Russian opposition leader Alexei Navalny dies in prison



There was no immediate information about what exactly caused Navalny’s death, with the region’s investigative committee saying it has launched a “procedural investigation.”

Navalny’s allies have long raised concerns about his health and poor conditions in jail, where they said he had to spend many days in crammed “punishment cells” for the most minor of conduct violations.

Putin has been informed, Kremlin spokesman Dmitry Peskov confirmed, according to the Russian state news agency Tass.

The Kremlin has always denied poisoning Navalny, and throughout his life has tried to downplay his importance in Russian public life, often refusing to use his name.

A spokesperson for the opposition leader said on X that they did not have any confirmation or information about his death. “Russian authorities publish a confession that they killed Alexey Navalny in prison,” Leonid Volkov, a close ally of many years, said in a post on X. “We do not have any way to confirm it or to prove this isn’t true.”

Mikhail Khodorkovsky, an exiled former oligarch-turned-opposition-figure, also said on X: “If this is true, then, regardless of the formal cause, the responsibility for premature death is borne by Vladimir Putin, who first authorized the poisoning of Alexei and then put him in prison.”

Reaction to Navalny’s death was also swift in the West.

The news “only underscores the weakness and rot at the heart of the system that Putin has built. Russia is responsible for this,” Secretary of State Antony Blinken said at the Munich Security Conference.

NATO chief Jens Stoltenberg said “Russia has serious questions to answer,” while European Union Commission President Ursula von der Leyen said on X that Navalny’s death was a “grim reminder of what Putin and his regime are all about.”

Ukrainian President Volodymyr Zelenskyy, who was also in Munich, said it was “obvious” that Putin was directly behind Navalny’s death.

A thorn in the Kremlin’s side

Navalny’s death leaves Russia’s opposition, wounded by years of harassment and prosecution, without a clear leader. All of Putin’s most high-profile critics are now either dead, jailed or in exile. 

Navalny was, undoubtedly, the biggest thorn in the Kremlin’s side. 

For more than a decade, he led nationwide protests against the authorities, ran for office to challenge members of the Russian establishment and set up a network of campaign offices across the country that have since been dismantled.

Born in 1976 in the tiny town of Bytyn, near Moscow, Navalny was educated as a lawyer and economist, but entered politics in 2008, starting his anti-corruption fund, FBK,  three years later. 

He was known for his oratory skills, as well as his use of the online space to promote the results of his investigations and spread his ideal of what he called the “wonderful Russia of tomorrow.” His digital savvy made him particularly popular among Russia’s more democratically minded teenagers and youth. 

Navalny rose to prominence as Russia’s most outspoken Kremlin critic after leading a series of anti-corruption investigations into members of the Russian elite. 
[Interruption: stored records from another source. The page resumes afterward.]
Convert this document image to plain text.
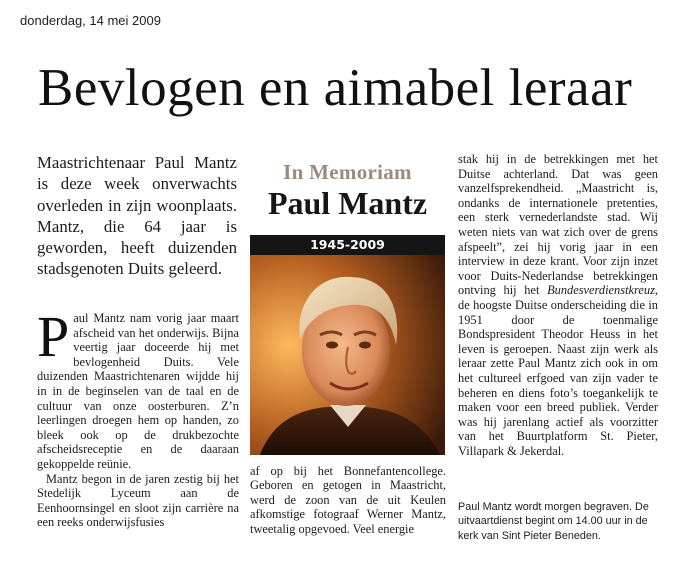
donderdag, 14 mei 2009
Bevlogen en aimabel leraar
Maastrichtenaar Paul Mantz is deze week onverwachts overleden in zijn woonplaats. Mantz, die 64 jaar is geworden, heeft duizenden stadsgenoten Duits geleerd.

Paul Mantz nam vorig jaar maart afscheid van het onderwijs. Bijna veertig jaar doceerde hij met bevlogenheid Duits. Vele duizenden Maastrichtenaren wijdde hij in in de beginselen van de taal en de cultuur van onze oosterburen. Z’n leerlingen droegen hem op handen, zo bleek ook op de drukbezochte afscheidsreceptie en de daaraan gekoppelde reünie.

Mantz begon in de jaren zestig bij het Stedelijk Lyceum aan de Eenhoornsingel en sloot zijn carrière na een reeks onderwijsfusies

In Memoriam
Paul Mantz
1945-2009
af op bij het Bonnefantencollege. Geboren en getogen in Maastricht, werd de zoon van de uit Keulen afkomstige fotograaf Werner Mantz, tweetalig opgevoed. Veel energie
stak hij in de betrekkingen met het Duitse achterland. Dat was geen vanzelfsprekendheid. „Maastricht is, ondanks de internationele pretenties, een sterk vernederlandste stad. Wij weten niets van wat zich over de grens afspeelt”, zei hij vorig jaar in een interview in deze krant. Voor zijn inzet voor Duits-Nederlandse betrekkingen ontving hij het Bundesverdienstkreuz, de hoogste Duitse onderscheiding die in 1951 door de toenmalige Bondspresident Theodor Heuss in het leven is geroepen. Naast zijn werk als leraar zette Paul Mantz zich ook in om het cultureel erfgoed van zijn vader te beheren en diens foto’s toegankelijk te maken voor een breed publiek. Verder was hij jarenlang actief als voorzitter van het Buurtplatform St. Pieter, Villapark & Jekerdal.
Paul Mantz wordt morgen begraven. De uitvaartdienst begint om 14.00 uur in de kerk van Sint Pieter Beneden.
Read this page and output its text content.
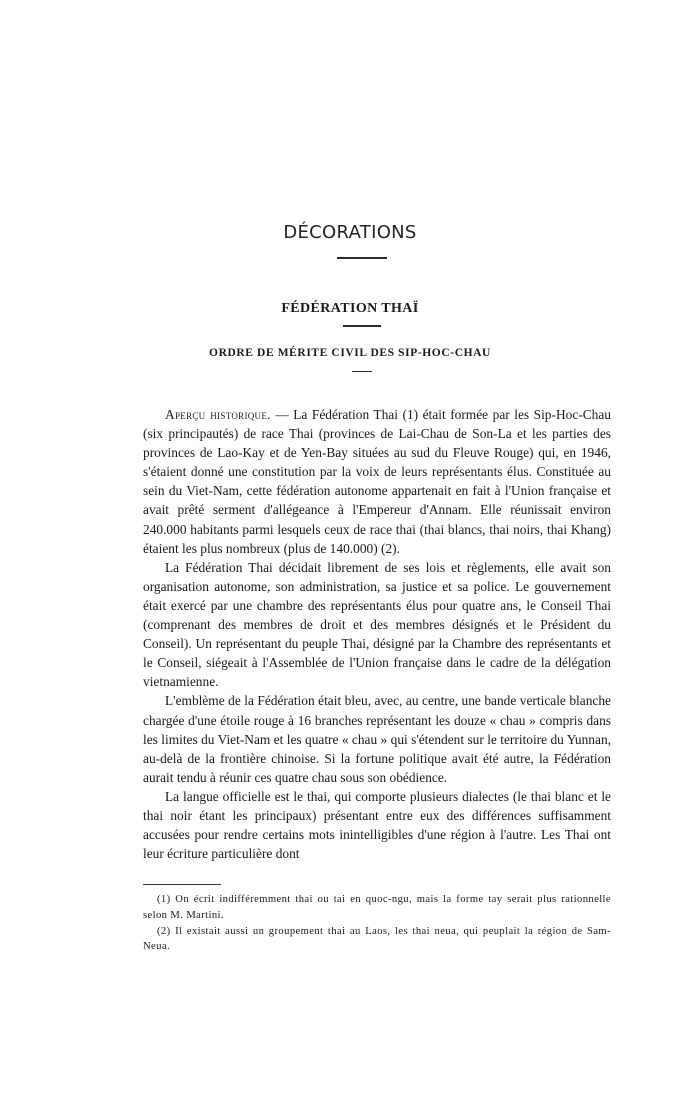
DÉCORATIONS
FÉDÉRATION THAÏ
ORDRE DE MÉRITE CIVIL DES SIP-HOC-CHAU

Aperçu historique. — La Fédération Thai (1) était formée par les Sip-Hoc-Chau (six principautés) de race Thai (provinces de Lai-Chau de Son-La et les parties des provinces de Lao-Kay et de Yen-Bay situées au sud du Fleuve Rouge) qui, en 1946, s'étaient donné une constitution par la voix de leurs représentants élus. Constituée au sein du Viet-Nam, cette fédération autonome appartenait en fait à l'Union française et avait prêté serment d'allégeance à l'Empereur d'Annam. Elle réunissait environ 240.000 habitants parmi lesquels ceux de race thai (thai blancs, thai noirs, thai Khang) étaient les plus nombreux (plus de 140.000) (2).

La Fédération Thai décidait librement de ses lois et règlements, elle avait son organisation autonome, son administration, sa justice et sa police. Le gouvernement était exercé par une chambre des représentants élus pour quatre ans, le Conseil Thai (comprenant des membres de droit et des membres désignés et le Président du Conseil). Un représentant du peuple Thai, désigné par la Chambre des représentants et le Conseil, siégeait à l'Assemblée de l'Union française dans le cadre de la délégation vietnamienne.

L'emblème de la Fédération était bleu, avec, au centre, une bande verticale blanche chargée d'une étoile rouge à 16 branches représentant les douze « chau » compris dans les limites du Viet-Nam et les quatre « chau » qui s'étendent sur le territoire du Yunnan, au-delà de la frontière chinoise. Si la fortune politique avait été autre, la Fédération aurait tendu à réunir ces quatre chau sous son obédience.

La langue officielle est le thai, qui comporte plusieurs dialectes (le thai blanc et le thai noir étant les principaux) présentant entre eux des différences suffisamment accusées pour rendre certains mots inintelligibles d'une région à l'autre. Les Thai ont leur écriture particulière dont

(1) On écrit indifféremment thai ou tai en quoc-ngu, mais la forme tay serait plus rationnelle selon M. Martini.

(2) Il existait aussi un groupement thai au Laos, les thai neua, qui peuplait la région de Sam-Neua.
His 2017 exposure of the lavish lifestyle of Dmitry Medvedev, a former president and prime minister, led to mass protests. And an investigation into a luxurious “secret palace” on Russia’s Black Sea coast, purportedly owned by Putin, resulted in a wave of indignation across Russia in 2021. 

Navalny tried to run against Putin in the 2018 presidential election, but was barred from entering the race because of a 2014 embezzlement conviction, which he categorically denied as fabricated to keep him out of politics. Russian officials made a point of not referring to Navalny by name to avoid raising his profile in public. 

While on a business trip in Russia in August 2020, Navalny was poisoned with the military nerve agent in an attempt on his life that he blamed directly on Putin.

Navalny survived his 2020 poisoning, thanks to the insistence of his family that he be airlifted to Germany, where he underwent treatment and a long rehabilitation process. 

The Kremlin denied any involvement in his poisoning, which was condemned by Western governments and led to a further straining of relations with Russia.

Navalny nonetheless decided to return to Russia in early 2021 and was arrested upon landing on charges stemming from the 2014 embezzlement case. He was sentenced to 2 ½ years in prison for a parole violation linked to that conviction. The decision came days after more than 5,000 people were detained across Russia in rallies supporting Navalny.

His allies have also been persecuted, and his anti-corruption fund was declared an extremist organization a few months after his sentencing, forcing it to shut down and most of the top staff to flee abroad. 

He was tried on new charges of fraud and contempt of court and was sentenced to nine more years in jail. Then in August, he was sentenced to a further 19 years in a maximum security penal colony on charges of extremism, in what his allies and the international community called a Kremlin campaign to keep him incarcerated forever. Navalny has denied all charges against him as politically motivated.

His supporters have raised concerns about his treatment in custody and detention conditions, including access to proper medical care and frequent isolation in a tiny punishment cell.

In an interview with NBC News in 2021, Putin said he could not guarantee that Navalny would get out of prison alive.